42ª Mostra – Crítica: A Favorita
Realeza como palco do teatro do absurdo
Dente Canino, O Lagosta e O Sacrifício do Cervo Sagrado colocaram o diretor grego Yorgos Lanthimos entre os principais cineastas da atualidade. Seus longas têm como assinatura premissas bizarras, personagens capazes de cometer atrocidades e um tipo de encenação surrealista, como se os atores estivessem em outra chave em relação ao mundo habitual.
A Favorita mantém alguns destes elementos, mas demonstra nítida e louvável preocupação de Lanthimos em não se repetir. Trabalhando pela primeira vez num filme de época, ele ainda cria situações para lá de inusitadas, mas parte de um dos temas mais clássicos da dramaturgia, o jogo de poder nos bastidores da realeza, para dele revelar o que há de mais cruel naquele ambiente.
Algo até convencional para quem contou histórias sobre um homem que corria risco de se transformar em animal caso não encontrasse uma parceira, ou uma família que vai definhando fisicamente, só para ficar no enredo de seus dois roteiros anteriores.
Agora o diretor tem em mãos uma trama escrita por Deborah Davis e Tony McNamara, empregando sua visão peculiar ao material. O cenário é a corte inglesa do século XVIII, comandada pela Rainha Anne (Olivia Colman). Sua nação enfrenta uma guerra com os franceses, e os próximos passos são decididos sob influência de sua mais fiel conselheira, Sarah (Racheil Weisz), mulher ambiciosa e hábil no trato político.
Junta-se a este ambiente a jovem Abigail (Emma Stone). De origem nobre mas caída em desgraça após a ruína de sua família, ela busca retomar seu posto entre os abastados, se aproximando de Sarah, com quem tem parentesco distante. Não demora muito para que as duas passem a disputar as atenções da Rainha, dedicando-se à criação de estratégias, troca de ameaças e agressões, a maior parte delas verbais, que rendem diálogos saborosíssimos. O sexo vira também uma arma, algo a ser utilizado em nome de um objetivo maior.
Diferentemente de outros filmes de Lanthimos, que muitas vezes tinham como fonte de humor a frieza quase apática de seus personagens diante de situações absurdas, A Favorita é um filme sanguíneo, frenético. Os personagens estão sempre em ação e a câmera os persegue, seja pelos movimentos constantes de um lado a outra, mesmo quando fixa em um tripé, ou com o uso de lentes angulares, que revelam mais do espaço ocupado por eles, além de causar um impacto de estranheza no visual.

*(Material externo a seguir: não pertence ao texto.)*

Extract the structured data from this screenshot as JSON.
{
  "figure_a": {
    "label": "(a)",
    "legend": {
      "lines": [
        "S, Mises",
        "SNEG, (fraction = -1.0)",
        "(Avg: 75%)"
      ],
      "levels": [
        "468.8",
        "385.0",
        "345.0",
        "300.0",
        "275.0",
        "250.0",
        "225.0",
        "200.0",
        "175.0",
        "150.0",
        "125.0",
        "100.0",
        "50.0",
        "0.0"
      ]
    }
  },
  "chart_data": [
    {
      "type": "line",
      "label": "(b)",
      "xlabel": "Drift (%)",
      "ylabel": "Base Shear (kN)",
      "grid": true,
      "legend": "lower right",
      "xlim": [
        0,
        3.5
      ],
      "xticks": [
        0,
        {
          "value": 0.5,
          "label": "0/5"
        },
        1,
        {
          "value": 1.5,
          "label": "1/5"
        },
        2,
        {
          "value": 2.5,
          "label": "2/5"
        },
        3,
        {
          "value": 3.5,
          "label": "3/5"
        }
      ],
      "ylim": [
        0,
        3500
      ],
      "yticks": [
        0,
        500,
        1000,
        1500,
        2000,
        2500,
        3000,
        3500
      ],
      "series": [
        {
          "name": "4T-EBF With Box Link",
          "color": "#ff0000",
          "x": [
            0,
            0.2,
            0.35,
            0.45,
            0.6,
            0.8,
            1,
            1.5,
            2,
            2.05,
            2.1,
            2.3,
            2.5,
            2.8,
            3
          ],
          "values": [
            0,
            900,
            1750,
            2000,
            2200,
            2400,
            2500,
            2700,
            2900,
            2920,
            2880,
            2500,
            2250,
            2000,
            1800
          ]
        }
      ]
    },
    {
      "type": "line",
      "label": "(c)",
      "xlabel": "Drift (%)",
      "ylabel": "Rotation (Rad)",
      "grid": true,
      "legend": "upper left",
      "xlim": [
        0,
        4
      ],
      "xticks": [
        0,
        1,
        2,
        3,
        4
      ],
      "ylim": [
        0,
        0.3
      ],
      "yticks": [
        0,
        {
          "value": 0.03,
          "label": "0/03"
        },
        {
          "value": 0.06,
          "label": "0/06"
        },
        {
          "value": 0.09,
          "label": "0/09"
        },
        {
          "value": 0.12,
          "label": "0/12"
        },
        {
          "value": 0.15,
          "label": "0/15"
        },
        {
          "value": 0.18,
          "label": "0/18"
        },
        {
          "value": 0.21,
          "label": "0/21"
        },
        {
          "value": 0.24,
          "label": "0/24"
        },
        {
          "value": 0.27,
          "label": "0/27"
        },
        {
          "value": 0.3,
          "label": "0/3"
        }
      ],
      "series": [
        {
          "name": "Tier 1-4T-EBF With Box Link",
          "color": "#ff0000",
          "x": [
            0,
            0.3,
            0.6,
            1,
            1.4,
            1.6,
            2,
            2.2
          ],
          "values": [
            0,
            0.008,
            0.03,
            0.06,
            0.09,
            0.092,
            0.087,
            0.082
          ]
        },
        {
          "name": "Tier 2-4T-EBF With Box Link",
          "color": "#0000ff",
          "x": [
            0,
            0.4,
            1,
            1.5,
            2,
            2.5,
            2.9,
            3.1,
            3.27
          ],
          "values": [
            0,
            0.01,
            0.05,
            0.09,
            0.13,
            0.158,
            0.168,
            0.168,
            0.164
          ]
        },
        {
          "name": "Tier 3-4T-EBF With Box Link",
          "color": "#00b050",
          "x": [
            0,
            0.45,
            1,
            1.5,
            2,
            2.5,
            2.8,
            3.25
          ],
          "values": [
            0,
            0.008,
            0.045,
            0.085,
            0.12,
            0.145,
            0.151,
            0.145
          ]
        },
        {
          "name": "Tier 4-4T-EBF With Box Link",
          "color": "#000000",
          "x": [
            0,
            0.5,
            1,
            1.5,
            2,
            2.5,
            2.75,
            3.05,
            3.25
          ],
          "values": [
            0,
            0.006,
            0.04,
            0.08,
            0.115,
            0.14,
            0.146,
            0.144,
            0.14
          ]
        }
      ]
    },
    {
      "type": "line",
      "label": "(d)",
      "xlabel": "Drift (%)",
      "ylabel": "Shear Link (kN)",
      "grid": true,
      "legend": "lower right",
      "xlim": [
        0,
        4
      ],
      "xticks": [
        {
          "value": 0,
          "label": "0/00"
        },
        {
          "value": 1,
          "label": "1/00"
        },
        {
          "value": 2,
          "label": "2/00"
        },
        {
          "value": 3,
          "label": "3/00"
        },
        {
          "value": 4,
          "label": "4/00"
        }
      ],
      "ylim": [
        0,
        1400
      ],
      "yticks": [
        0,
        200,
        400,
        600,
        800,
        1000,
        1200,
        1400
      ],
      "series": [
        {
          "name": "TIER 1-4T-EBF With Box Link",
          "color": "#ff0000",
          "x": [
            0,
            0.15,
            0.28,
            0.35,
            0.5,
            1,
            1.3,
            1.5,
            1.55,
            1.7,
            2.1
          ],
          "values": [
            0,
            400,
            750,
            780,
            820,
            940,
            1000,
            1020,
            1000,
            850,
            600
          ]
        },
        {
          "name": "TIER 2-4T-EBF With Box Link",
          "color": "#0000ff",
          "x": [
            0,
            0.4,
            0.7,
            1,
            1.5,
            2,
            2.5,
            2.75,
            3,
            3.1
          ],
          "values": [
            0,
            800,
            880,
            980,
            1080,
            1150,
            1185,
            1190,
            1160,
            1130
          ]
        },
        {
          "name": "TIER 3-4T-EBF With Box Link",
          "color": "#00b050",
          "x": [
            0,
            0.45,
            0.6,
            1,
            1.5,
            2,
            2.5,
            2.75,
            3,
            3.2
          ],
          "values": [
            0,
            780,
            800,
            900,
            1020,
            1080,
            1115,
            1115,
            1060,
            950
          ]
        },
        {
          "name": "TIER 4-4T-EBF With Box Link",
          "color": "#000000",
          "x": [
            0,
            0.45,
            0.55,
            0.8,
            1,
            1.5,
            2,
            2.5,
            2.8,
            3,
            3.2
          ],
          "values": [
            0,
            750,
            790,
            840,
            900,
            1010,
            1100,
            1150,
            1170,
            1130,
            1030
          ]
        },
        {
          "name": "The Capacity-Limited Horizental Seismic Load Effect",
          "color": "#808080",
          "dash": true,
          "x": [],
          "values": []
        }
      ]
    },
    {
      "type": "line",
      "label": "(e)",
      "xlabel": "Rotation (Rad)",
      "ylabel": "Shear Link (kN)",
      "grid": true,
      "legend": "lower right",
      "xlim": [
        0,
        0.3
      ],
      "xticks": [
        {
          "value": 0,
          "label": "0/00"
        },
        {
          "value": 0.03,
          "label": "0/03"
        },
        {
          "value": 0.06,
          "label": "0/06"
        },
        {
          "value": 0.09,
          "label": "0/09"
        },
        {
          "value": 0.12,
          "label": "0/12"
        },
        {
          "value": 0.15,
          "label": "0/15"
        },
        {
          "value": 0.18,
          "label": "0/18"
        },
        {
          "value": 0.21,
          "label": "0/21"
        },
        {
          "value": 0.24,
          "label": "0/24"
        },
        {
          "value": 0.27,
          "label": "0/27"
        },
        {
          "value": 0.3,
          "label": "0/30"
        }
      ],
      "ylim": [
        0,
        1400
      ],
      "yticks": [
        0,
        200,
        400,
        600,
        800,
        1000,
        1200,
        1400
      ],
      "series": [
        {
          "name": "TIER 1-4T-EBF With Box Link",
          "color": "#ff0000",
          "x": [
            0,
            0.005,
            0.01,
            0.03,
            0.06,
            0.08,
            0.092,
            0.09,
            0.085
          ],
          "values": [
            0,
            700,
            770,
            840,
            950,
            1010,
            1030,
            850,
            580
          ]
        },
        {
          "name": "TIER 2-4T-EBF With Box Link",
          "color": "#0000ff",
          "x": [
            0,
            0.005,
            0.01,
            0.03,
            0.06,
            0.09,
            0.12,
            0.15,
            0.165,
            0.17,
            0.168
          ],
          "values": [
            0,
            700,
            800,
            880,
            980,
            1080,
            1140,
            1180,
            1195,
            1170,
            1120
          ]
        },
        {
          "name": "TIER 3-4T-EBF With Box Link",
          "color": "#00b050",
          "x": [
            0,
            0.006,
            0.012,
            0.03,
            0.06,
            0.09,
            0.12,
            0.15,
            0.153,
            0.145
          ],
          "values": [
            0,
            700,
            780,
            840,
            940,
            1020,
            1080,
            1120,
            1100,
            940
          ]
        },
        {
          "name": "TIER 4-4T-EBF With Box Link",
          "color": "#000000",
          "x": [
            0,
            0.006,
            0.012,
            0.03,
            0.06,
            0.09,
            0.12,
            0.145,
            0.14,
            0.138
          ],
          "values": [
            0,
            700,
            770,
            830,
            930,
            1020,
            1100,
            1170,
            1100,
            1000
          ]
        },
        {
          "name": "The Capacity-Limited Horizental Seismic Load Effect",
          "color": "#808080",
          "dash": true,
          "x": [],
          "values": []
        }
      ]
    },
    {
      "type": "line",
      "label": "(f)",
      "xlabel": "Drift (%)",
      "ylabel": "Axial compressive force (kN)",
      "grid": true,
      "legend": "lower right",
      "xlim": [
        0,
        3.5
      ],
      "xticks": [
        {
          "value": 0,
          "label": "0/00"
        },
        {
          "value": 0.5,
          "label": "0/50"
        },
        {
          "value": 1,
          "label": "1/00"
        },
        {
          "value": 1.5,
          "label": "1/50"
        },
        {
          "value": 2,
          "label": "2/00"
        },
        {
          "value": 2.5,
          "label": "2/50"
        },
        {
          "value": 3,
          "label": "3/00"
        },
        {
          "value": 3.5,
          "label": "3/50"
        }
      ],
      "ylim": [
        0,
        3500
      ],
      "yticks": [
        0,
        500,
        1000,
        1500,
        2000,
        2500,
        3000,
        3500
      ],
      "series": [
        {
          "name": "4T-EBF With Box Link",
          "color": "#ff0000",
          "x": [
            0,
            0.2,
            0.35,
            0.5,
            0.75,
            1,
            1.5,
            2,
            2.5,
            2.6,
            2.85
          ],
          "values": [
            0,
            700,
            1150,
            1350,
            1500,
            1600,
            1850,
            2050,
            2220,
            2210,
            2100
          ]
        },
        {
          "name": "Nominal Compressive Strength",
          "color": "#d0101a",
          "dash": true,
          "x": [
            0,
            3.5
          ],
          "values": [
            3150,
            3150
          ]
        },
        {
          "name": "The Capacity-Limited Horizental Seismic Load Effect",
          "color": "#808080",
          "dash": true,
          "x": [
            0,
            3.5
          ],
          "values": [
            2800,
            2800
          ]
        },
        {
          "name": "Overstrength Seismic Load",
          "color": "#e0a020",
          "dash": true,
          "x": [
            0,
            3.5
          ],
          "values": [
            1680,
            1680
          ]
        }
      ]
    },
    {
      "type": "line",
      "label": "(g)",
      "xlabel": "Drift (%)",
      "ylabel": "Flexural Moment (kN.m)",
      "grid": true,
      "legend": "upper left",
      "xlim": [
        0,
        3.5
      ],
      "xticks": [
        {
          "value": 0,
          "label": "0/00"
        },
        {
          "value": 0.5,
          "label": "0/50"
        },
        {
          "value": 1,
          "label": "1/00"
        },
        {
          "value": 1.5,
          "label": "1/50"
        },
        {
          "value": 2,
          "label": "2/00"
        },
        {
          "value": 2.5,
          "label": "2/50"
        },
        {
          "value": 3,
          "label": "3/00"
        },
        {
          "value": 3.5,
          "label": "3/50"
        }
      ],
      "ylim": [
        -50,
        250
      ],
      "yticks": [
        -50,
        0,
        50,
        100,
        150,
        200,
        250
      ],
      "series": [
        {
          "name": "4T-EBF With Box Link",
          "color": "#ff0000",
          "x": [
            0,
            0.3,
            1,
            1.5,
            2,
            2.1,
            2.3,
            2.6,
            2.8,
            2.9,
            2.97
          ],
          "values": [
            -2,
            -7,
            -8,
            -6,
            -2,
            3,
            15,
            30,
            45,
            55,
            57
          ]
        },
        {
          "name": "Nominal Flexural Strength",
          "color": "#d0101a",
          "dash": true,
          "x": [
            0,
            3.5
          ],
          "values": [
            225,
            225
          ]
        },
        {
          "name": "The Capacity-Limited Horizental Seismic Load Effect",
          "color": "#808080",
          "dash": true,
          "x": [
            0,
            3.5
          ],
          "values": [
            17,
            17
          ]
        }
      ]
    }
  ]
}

Como é comum em filmes de época, a direção de arte é um espetáculo à parte: figurinos, maquiagem e decorações. Tudo muito extravagante, como para reforçar a teatralidade por trás de cada ato de seus personagens. Afinal, lembrarmos de qualquer peça de campanha das últimas eleições, até hoje política e encenação se confundem.
Porém, se na vida real o nível de atuação de quem disputa o poder é constrangedor, aqui temos três atrizes em estado de graça. Emma Stone se distancia das garotas adoráveis e idealistas que costuma interpretar, Olivia Colman injeta humanidade à Rainha, mas o destaque mesmo é Rachel Weisz, encarnando com maestria uma mulher maquiavélica, que faz lembrar a Lady McBeth criada por William Shakespeare. O bardo, aliás, certamente aprovaria A Favorita.